December 28, 2018—This time of year lots of emotional energy, thought, and treasure goes into thinking about, acquiring, wrapping, and presenting gifts to others. At its worst gift-giving for me feels like a commodification of a deeply personal act of caring for others. At its best gift-giving is a genuine and heartfelt expression of caring for others. I can be a bit Grinchy this time of year because more often than not it feels like the worst aspects of gift-giving dominate over the more generative personal connections that gift giving can embody. Buying and snagging the best deal seems to rule over the more holistic message of community, love, peace, and joy. I have a pair of Grinch socks and a matching T-shirt to express my underlying distrust of programmed and planned gift-giving. They are gifts from my family. I think they were trying to be funny, but I’m not sure. Below the humor there is a grain of truth. I can be a bit Grinchy this time of year.
Luckily there are deeper meanings to gift-giving that I can latch onto beyond the commercial definition that I dislike. No need for Grinch thinking or paraphernalia with these approaches to gift-giving. I am quite happy and joyously elfish when I think about and act on these more expansive meanings of gift-giving. All seems right in my world when I give or receive gifts as heartfelt expressions of care and concern for someone else. For these gifts, no purchase is necessary, just an open and genuine heart and sense of caring.
It is simply a precious and lovely gift to be in the presence of someone who is fully present to you. A person who has taken the time to slow down and reflect on what makes you uniquely you and why those characteristics inspire love and appreciation for the other. This level of attentive presence creates a sense of caring wrapped in the company of an open-hearted person who is taking the time to fully listen to you in a way that invites you into the abundance of your being. And what a gift it is when that invitation to consider the fullness of your humanity yields a quality of selfhood that was overlooked or perhaps temporarily forgotten. This is exactly what, I believe, the best teachers do. They gift their students with an active sense of presence that manifests itself as stillness and is enacted through the skill of deep listening. Students can give a similar gift to teachers when they treat teachers less as an external authority figure and more like a fellow human being. A person working hard every day, just like students, to be a better learner, educator, and person. This is a form of gift giving that can be exchanged daily. No special season or occasion is required for the gift exchange of attentive-presence.
I think Denise Levertov in her poem A Gift captures the ways that students gift teachers through the questions they ask. She writes: “You are given the questions of others/as if they were answers/to all you ask. Yes, perhaps/this gift is your answer”. The questions of students are much like the proverbial apple they leave on the corner of the teacher’s desk. A lovingly selected gift, nestled between papers to grade, soup cans full of pencils, and handouts for the next lesson. A well framed student-question, like an apple, stands out and invites the attention of the teacher. Ideally, the teacher will recognize the gift and treat it with the respect and attentiveness it calls for. Levertov employs the metaphor of a butterfly to capture the relationship between a teacher receiving the student’s question and the teacher’s response: “butterflies opening and closing themselves/in your cupped palms, trusting you not to injure/their scintillant fur, their dust”. What a lovely image. A student’s question as a part of the student, given with perhaps a tinge of vulnerability, trusting and hoping that the teacher will not injure the student through a careless act of inattentiveness or blatant bias. A gift so precious that it needs to be treated like dust that can be easily blown away and lost in the dark corners of the classroom. Gift giving of the self between teachers and students is risky business and it seems that more attention should be paid to the exchange.

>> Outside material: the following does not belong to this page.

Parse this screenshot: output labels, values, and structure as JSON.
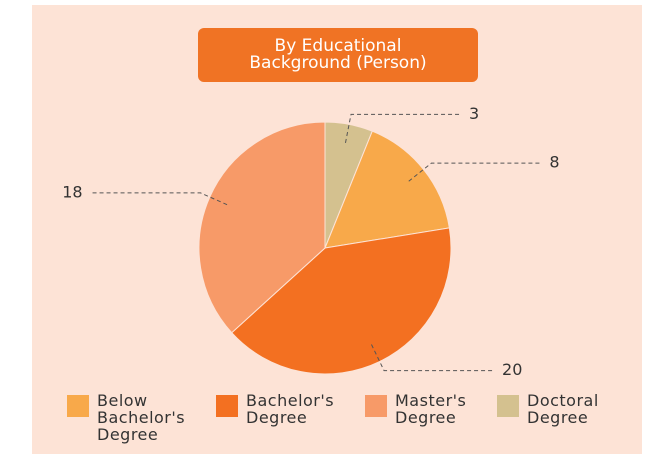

There is another understanding of gift that I’d like to explore and consider. Teaching is a calling, a deep sense of purpose that finds its genesis outside the teacher. You cannot manufacture a calling. You can’t stroll into a store and purchase a calling with a credit card, no matter the credit limit. Students know the authentic teachers from the educators who are inauthentic in their pursuit of the identity of teacher. A calling is a gift from somewhere outside the teacher; a divine spark of self-knowing. It is a gift not a purchase. The expression that it is better to give than to receive applies in a paradoxical way to this understanding of gift-giving. A calling is a gift, something received, but its real worth is in the giving away of that gift to students. In fact, it is my experience that the more I give away my gift the stronger it gets. Without students I wouldn’t be able to refine my sense of calling and move closer to perfection. An authentic gift is never completely depleted in the act of teaching, unless some aspect of the teaching context limits the teacher’s capacity to integrate their gift into the classroom or lesson.
On the social calendar this is the time of year to consider gift-giving. It is well and good to slow down and think about the people in your life who have contributed to your growth. This is especially true, I think, for the educators who are both called to teach and who gift that calling to their students. For learners the question becomes, what kinds of gifts to give a teacher? Among the presents and apples I’m hoping that some really good questions will be asked by students. Inquiries to be held gently by the teacher because they have the capacity to invite the teacher more fully into their own identity. What a gift a student gives a teacher. And what a gift a teacher gives by listening with attentive presence to the student and their question.